Spatially resolved diagnostic in solid oxide cell short stack - multisampling analysis under pure hydrogen operation

This study presents a fully integrated diagnostic platform for a 10-cell electrolyte-supported solid oxide fuel cell short stack, enabling spatially resolved investigation of internal physicochemical phenomena under realistic operating conditions. The platform combines multisampling gas analysis, distributed temperature sensing, and per-cell electrochemical characterization within a single experimental framework. Eleven gas sampling ports along the fuel-electrode manifold and eleven thermocouples on the air side allow mapping of local hydrogen and water concentrations together with temperature distributions, while polarization curves and multichannel electrochemical impedance spectroscopy provide cell-resolved performance information. Statistical analyses based on correlation, partial correlation, and confidence interval assessment are employed to quantitatively link local gas composition, thermal behavior, and electrochemical response.

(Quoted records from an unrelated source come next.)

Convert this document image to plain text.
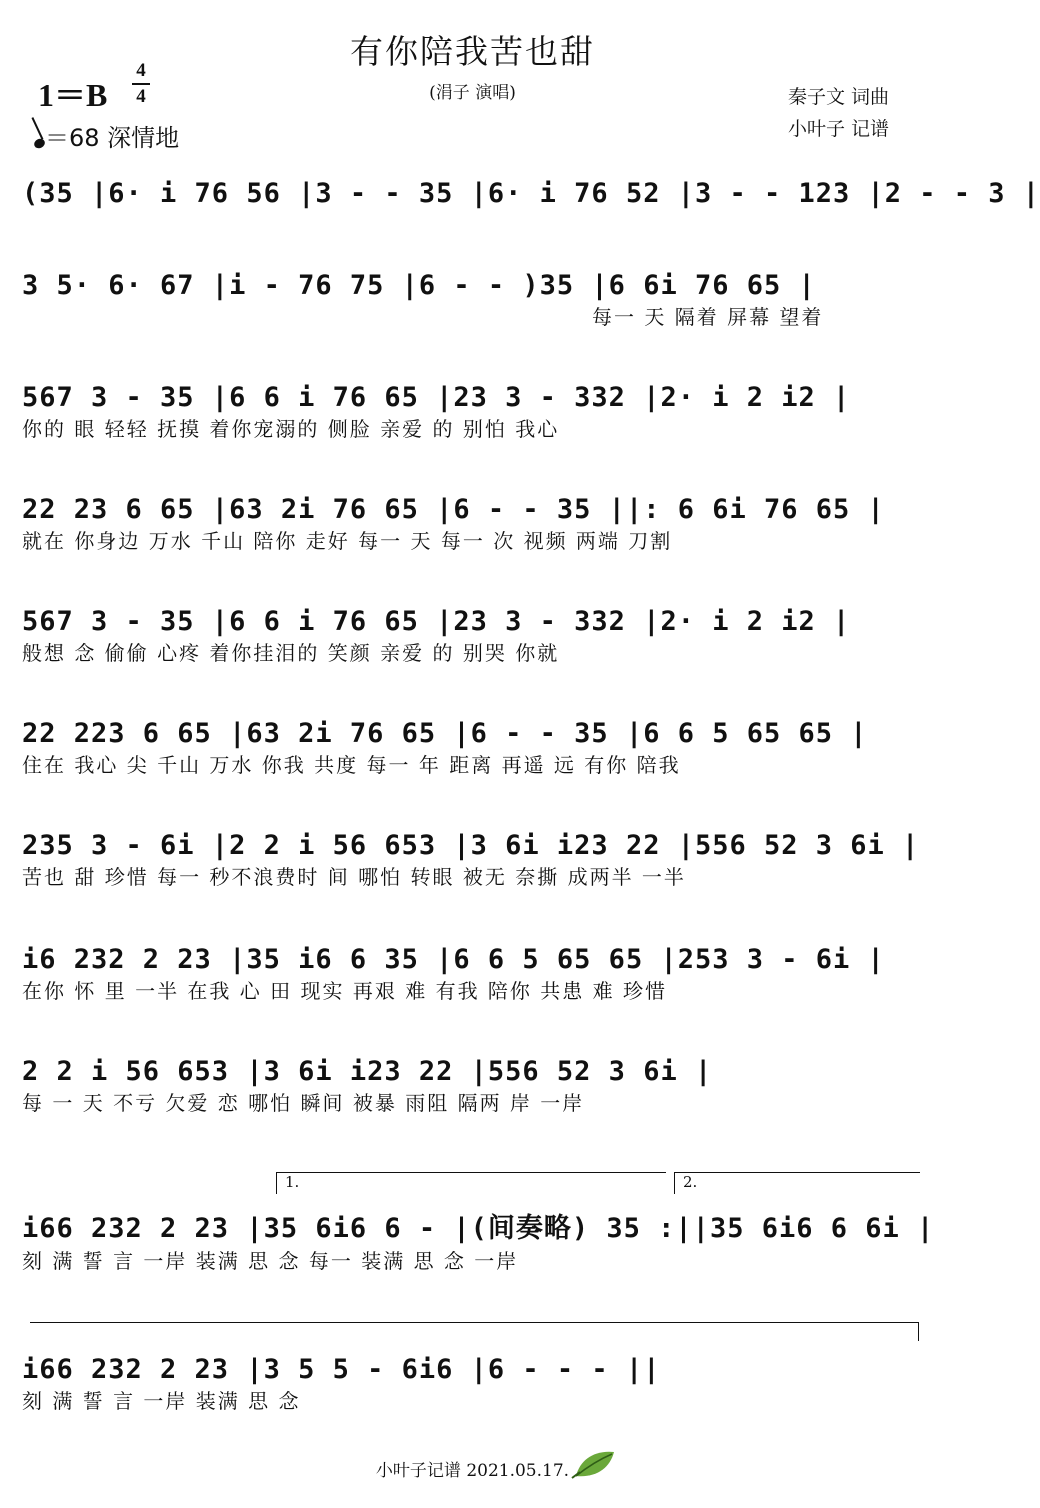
有你陪我苦也甜
(涓子 演唱)
1＝B
4
4
＝68 深情地
秦子文 词曲
小叶子 记谱
(35 |6· i 76 56 |3 - - 35 |6· i 76 52 |3 - - 123 |2 - - 3 |
3 5· 6· 67 |i - 76 75 |6 - - )35 |6 6i 76 65 |
每一 天 隔着 屏幕 望着
567 3 - 35 |6 6 i 76 65 |23 3 - 332 |2· i 2 i2 |
你的 眼 轻轻 抚摸 着你宠溺的 侧脸 亲爱 的 别怕 我心
22 23 6 65 |63 2i 76 65 |6 - - 35 ||: 6 6i 76 65 |
就在 你身边 万水 千山 陪你 走好 每一 天 每一 次 视频 两端 刀割
567 3 - 35 |6 6 i 76 65 |23 3 - 332 |2· i 2 i2 |
般想 念 偷偷 心疼 着你挂泪的 笑颜 亲爱 的 别哭 你就
22 223 6 65 |63 2i 76 65 |6 - - 35 |6 6 5 65 65 |
住在 我心 尖 千山 万水 你我 共度 每一 年 距离 再遥 远 有你 陪我
235 3 - 6i |2 2 i 56 653 |3 6i i23 22 |556 52 3 6i |
苦也 甜 珍惜 每一 秒不浪费时 间 哪怕 转眼 被无 奈撕 成两半 一半
i6 232 2 23 |35 i6 6 35 |6 6 5 65 65 |253 3 - 6i |
在你 怀 里 一半 在我 心 田 现实 再艰 难 有我 陪你 共患 难 珍惜
2 2 i 56 653 |3 6i i23 22 |556 52 3 6i |
每 一 天 不亏 欠爱 恋 哪怕 瞬间 被暴 雨阻 隔两 岸 一岸
1.	2.
i66 232 2 23 |35 6i6 6 - |(间奏略) 35 :||35 6i6 6 6i |
刻 满 誓 言 一岸 装满 思 念 每一 装满 思 念 一岸
i66 232 2 23 |3 5 5 - 6i6 |6 - - - ||
刻 满 誓 言 一岸 装满 思 念
小叶子记谱 2021.05.17.
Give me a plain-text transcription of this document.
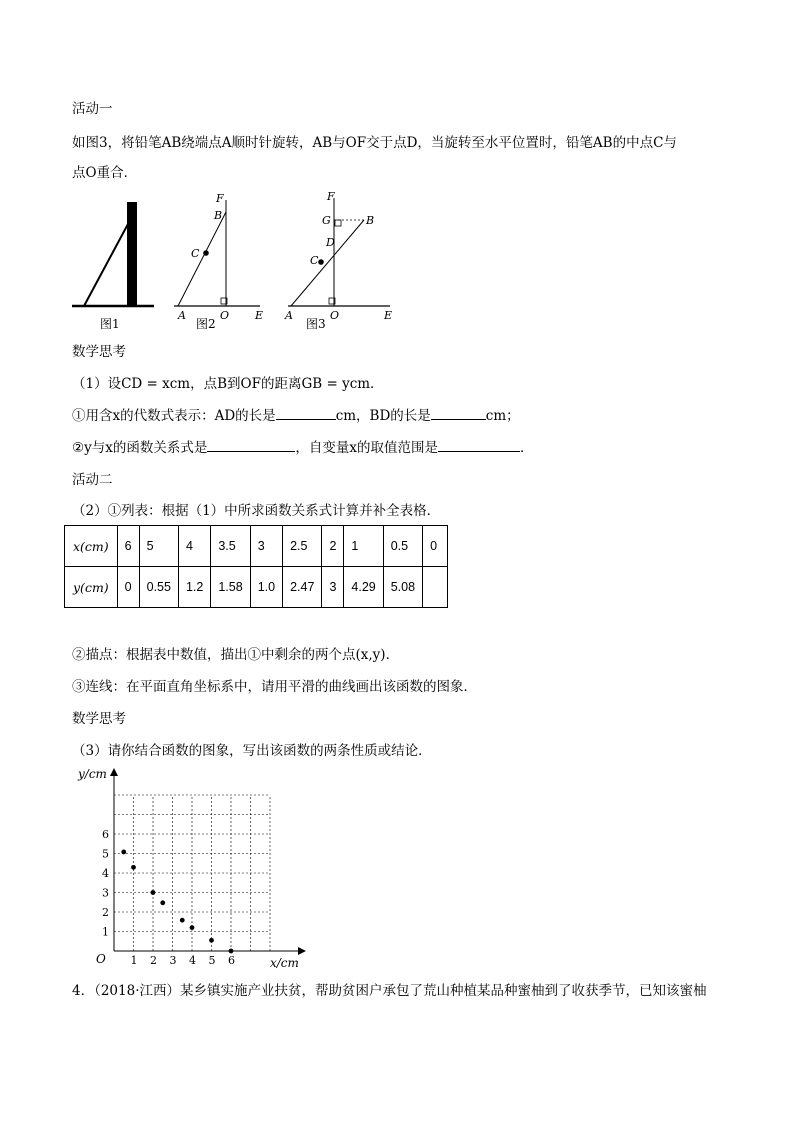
活动一
如图3，将铅笔AB绕端点A顺时针旋转，AB与OF交于点D，当旋转至水平位置时，铅笔AB的中点C与
点O重合．
图1
F
B
C
A	O E
图2
F
G	B
D
C
A	O	E
图3
数学思考
（1）设CD = xcm，点B到OF的距离GB = ycm．
①用含x的代数式表示：AD的长是	cm，BD的长是	cm；
②y与x的函数关系式是	，自变量x的取值范围是	．
活动二
（2）①列表：根据（1）中所求函数关系式计算并补全表格．
x(cm)	6	5	4	3.5	3	2.5	2	1	0.5	0
y(cm)	0	0.55	1.2	1.58	1.0	2.47	3	4.29	5.08	
②描点：根据表中数值，描出①中剩余的两个点(x,y)．
③连线：在平面直角坐标系中，请用平滑的曲线画出该函数的图象．
数学思考
（3）请你结合函数的图象，写出该函数的两条性质或结论．
y/cm
x/cm
O 1 2 3 4 5 6
1
2
3
4
5
6
4．（2018·江西）某乡镇实施产业扶贫，帮助贫困户承包了荒山种植某品种蜜柚到了收获季节，已知该蜜柚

The results show that compositional gradients are primarily governed by the fuel flow direction, with progressive hydrogen depletion and water accumulation along the anode channel, whereas temperature remains highly uniform across the stack, with minor gradients aligned with the air crossflow direction. Electrochemical analysis identifies an operating temperature of 835 °C as thermally and electrochemically optimal, minimizing activation and ohmic losses without significant performance gains at higher temperatures. While high cell-to-cell homogeneity is observed under reference conditions, localized performance effects emerge at extreme operating parameters such as high fuel utilization or elevated temperature. Overall, the proposed multi-domain diagnostic approach provides a robust experimental methodology for assessing chemical, thermal, and electrochemical non-uniformities in solid oxide fuel cell stacks, supporting improved stack design, control strategies, and durability assessment.